同時刻、リーリア付近。
「……。リーリアさん?」
心配して声をかける。意識は無いけど、大きな怪我も無い。
体が少し動く!口も少し動く!
「……もう食べらんない。おなかいっぱい。……」
…………。
寝てるだけ……。いろんな意味で、突拍子の無い人だ。
「元気そうですね……大丈夫そうに見えますけど、回復します?」
「念のために、しておきましょうか…。何が起こったのかもわかりませんし……」
私達は倒れる瞬間を見ていない。もしかしたら、酷いダメージを受けて気絶したのかも。
見ている夢は幸せみたいだけど……。
アルタイルさんの体が光りだし、姿が変わる。美しいユニコーンへと。
青いたてがみを持ち、角を持つ美しい白馬!
思わず私は見とれてしまった。
「どうかしましたか?」
綺麗な高い声でしゃべる。我に返った。
「何でもありません。回復しますね。
あらゆる命の源よ、その力を持って傷を癒したまへ “キュア・バブル”」
大きな泡が出現し、リーリアを包む。
傷が癒えてゆく。
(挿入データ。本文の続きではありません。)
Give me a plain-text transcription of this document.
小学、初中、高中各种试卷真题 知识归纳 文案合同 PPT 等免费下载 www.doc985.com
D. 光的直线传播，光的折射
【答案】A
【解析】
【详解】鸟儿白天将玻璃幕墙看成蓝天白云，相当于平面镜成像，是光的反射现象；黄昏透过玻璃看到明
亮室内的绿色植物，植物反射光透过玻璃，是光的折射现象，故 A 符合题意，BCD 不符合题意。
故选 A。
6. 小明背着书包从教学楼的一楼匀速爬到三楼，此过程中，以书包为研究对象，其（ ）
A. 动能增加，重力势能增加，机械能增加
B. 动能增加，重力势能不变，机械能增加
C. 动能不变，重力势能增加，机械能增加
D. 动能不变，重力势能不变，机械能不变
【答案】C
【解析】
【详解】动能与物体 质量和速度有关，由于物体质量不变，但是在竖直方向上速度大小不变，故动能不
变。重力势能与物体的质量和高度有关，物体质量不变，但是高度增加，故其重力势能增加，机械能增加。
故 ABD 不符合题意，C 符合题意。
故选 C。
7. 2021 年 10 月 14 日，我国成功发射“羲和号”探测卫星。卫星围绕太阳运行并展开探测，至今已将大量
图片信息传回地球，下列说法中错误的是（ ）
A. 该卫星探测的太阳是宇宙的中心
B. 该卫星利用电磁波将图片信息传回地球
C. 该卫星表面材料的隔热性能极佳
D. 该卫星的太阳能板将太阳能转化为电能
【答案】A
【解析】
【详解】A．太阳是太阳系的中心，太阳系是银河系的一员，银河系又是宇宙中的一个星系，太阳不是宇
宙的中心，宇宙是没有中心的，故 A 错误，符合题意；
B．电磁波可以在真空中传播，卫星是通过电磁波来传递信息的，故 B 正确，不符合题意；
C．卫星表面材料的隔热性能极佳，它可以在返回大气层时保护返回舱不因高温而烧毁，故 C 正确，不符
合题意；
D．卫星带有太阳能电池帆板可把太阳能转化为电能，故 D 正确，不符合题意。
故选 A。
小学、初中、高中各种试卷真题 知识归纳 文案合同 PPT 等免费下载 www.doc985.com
もともと大した怪我はしていなかったが……
だが、まだ起きない。寝てるだけだし、当然といえば当然だけど……。
「リーリア、起きてください!」
アルタイルさんが大声を出す!
「あと……5分……」
「リーリアさん!」
私も少しいらいらしてきた。戦闘を捨てギルバート達を危険な目に合わせているのに。
突然リーリアさんが飛び起きた!
「あれ、フカヒレは何処?キャビアは?えー!デザートのマンゴーは?」
「リーリア……。いい加減にしてください」
おとなしく、静かに。だがハッキリと怒っている声で、アルタイルさんがささやく。
「ごめんごめん、でどうなってんの。頭に何かぶつかったと思ったら、豪華料理が山のように!」
近くを見ると、小さめの岩が落ちていた。……これが当たっただけ………。
「分かりました。“セイントヒール”」
角の先から出た白い光が、付近を染め上げる。だが、すぐに消えた。
「あなたにはこれで十分です。明日の朝には、そのたんこぶも消えているでしょう……」
少し怒り気味にそういうと、アルタイルさんが人の姿へと戻る。そしてギルバートたちのほうへ向かった。
「どうなってんの?アイリスちゃん」
かなり明るくリーリアさんが話す……。
「寝てたんです!」
悪い人じゃないんだろうけど、私は今怒っている。
それだけ言って、ギルバートたちへと向かった。